Prison of Fear
Introduction ~ Year Without Fear
Introduction: A Year
Without Fear
In all the years I lived in
Los Angeles I remember one year that wasn't dominated by fear. My
mother had moved to New York and I was left in the care of my
stepfather. I was in fifth grade and it was probably the happiest
year of my childhood. It was the summer of eighty three in Long Beach
California and I would soon be starting a new school again. This year
would be the only time I really remember feeling safe at home. I
wouldn't have to worry about violent outbursts or being told I was
worthless and a burden. This was my last year in Los Angeles and part
of me knew that it wasn't going to last. I don't remember hearing
from my mom that year but I counted that as a good thing.
My mother had been a
violent and loving person in alternating moments. Life with her meant
long stretches of calm punctuated by incredibly violent rages. The
rage could come at any given moment and I never knew what would set
her off. I feared and loved my mother simultaneously though my step
father took most of the brunt of her rage. I'm not sure but I don't
think he would have allowed her to take out her frustration on me. My
stepfather was an alcoholic and a very peaceful person so when my
mother would go off he would simply take it. It was his role to
remain calm while my mother would scream and yell.
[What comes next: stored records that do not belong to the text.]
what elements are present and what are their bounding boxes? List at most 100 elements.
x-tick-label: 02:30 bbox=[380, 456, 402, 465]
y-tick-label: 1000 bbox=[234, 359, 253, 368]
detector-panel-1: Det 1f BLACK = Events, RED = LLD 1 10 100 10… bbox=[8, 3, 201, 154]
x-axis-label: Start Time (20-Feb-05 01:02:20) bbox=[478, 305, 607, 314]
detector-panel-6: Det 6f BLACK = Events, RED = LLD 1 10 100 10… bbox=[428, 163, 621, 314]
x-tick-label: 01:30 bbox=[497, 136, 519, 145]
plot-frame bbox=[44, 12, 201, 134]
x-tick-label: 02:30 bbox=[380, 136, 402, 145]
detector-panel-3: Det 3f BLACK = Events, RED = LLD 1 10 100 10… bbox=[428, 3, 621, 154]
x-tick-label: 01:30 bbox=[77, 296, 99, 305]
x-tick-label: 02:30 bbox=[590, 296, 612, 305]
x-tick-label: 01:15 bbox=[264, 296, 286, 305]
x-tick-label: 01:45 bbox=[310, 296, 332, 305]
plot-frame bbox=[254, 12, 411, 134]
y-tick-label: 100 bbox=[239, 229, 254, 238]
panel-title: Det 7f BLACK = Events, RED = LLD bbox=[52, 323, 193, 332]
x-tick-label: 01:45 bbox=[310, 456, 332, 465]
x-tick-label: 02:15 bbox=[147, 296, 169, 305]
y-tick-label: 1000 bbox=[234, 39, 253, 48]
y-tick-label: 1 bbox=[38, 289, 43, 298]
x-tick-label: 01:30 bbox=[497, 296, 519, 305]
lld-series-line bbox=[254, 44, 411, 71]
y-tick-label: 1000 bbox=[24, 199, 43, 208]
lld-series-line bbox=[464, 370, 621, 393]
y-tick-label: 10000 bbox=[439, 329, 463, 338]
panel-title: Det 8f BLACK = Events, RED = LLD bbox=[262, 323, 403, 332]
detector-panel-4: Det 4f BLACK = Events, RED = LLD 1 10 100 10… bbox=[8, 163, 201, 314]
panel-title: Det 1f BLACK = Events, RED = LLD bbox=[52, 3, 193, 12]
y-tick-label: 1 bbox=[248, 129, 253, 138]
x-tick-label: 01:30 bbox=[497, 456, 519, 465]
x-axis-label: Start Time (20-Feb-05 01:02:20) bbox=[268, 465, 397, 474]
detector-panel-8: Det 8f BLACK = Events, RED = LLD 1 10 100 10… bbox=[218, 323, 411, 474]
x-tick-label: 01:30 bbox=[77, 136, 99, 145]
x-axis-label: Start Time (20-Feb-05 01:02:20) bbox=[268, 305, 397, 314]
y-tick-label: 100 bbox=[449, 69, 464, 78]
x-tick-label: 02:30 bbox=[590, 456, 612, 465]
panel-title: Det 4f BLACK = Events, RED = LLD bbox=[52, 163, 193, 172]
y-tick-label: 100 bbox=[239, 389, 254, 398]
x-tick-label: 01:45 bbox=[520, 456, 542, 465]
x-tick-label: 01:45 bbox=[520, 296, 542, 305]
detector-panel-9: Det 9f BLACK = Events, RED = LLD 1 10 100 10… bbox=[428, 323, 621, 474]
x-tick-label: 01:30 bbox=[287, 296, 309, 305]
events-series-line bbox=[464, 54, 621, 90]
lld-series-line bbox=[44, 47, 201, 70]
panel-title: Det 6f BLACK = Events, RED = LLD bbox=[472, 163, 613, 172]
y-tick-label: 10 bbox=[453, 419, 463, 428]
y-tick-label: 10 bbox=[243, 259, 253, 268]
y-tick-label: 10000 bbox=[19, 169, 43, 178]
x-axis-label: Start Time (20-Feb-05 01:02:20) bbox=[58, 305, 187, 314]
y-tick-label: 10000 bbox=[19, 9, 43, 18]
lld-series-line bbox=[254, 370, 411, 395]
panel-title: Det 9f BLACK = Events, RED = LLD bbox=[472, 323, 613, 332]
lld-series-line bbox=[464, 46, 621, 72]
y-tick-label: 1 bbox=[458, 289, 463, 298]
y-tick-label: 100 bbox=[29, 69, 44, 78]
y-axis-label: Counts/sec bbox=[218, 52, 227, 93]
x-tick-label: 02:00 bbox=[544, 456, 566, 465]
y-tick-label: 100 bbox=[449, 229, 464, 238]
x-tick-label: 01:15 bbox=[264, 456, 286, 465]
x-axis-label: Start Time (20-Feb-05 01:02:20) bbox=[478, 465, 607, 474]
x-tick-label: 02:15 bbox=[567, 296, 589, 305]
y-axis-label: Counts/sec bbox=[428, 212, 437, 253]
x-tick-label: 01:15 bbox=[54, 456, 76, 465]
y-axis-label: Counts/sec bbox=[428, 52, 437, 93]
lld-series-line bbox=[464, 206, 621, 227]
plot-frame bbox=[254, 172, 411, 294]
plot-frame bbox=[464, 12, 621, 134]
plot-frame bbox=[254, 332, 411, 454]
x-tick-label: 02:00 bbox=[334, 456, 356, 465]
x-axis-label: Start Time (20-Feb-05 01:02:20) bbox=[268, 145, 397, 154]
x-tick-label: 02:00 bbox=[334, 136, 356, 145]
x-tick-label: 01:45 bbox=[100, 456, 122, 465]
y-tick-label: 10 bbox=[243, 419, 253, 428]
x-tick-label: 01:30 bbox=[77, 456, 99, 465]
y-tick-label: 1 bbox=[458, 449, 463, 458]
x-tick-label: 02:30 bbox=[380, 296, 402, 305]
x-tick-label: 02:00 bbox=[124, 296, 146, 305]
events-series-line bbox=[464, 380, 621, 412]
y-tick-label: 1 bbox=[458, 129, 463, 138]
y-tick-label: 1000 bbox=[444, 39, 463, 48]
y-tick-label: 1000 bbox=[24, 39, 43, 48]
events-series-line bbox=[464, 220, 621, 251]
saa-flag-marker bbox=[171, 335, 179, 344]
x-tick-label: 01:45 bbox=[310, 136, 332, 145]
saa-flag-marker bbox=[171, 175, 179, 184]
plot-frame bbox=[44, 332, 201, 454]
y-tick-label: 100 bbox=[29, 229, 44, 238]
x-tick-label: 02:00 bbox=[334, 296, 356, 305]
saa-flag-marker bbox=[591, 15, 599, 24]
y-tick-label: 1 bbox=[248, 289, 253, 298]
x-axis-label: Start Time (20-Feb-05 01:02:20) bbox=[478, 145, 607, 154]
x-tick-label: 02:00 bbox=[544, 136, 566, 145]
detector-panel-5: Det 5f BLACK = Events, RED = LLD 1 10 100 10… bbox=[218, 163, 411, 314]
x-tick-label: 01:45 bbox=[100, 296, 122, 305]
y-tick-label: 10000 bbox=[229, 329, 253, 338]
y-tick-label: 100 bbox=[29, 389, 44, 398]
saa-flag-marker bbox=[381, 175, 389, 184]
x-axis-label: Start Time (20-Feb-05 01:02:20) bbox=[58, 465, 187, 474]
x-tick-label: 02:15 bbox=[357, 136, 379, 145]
When the yelling
was no longer enough she would start throwing things and breaking
things of his that had meaning to their relationship. I watched as
she tore apart the t-shirt he had gotten when we went to Grand Teton
National park. She even sprayed Windex in his face and not once did
my stepfather raise his hand to even block a punch or slap. He was a
black belt in Tae-Kwon-Do but he never hit her back or raised his
voice and to this day I respect him for that.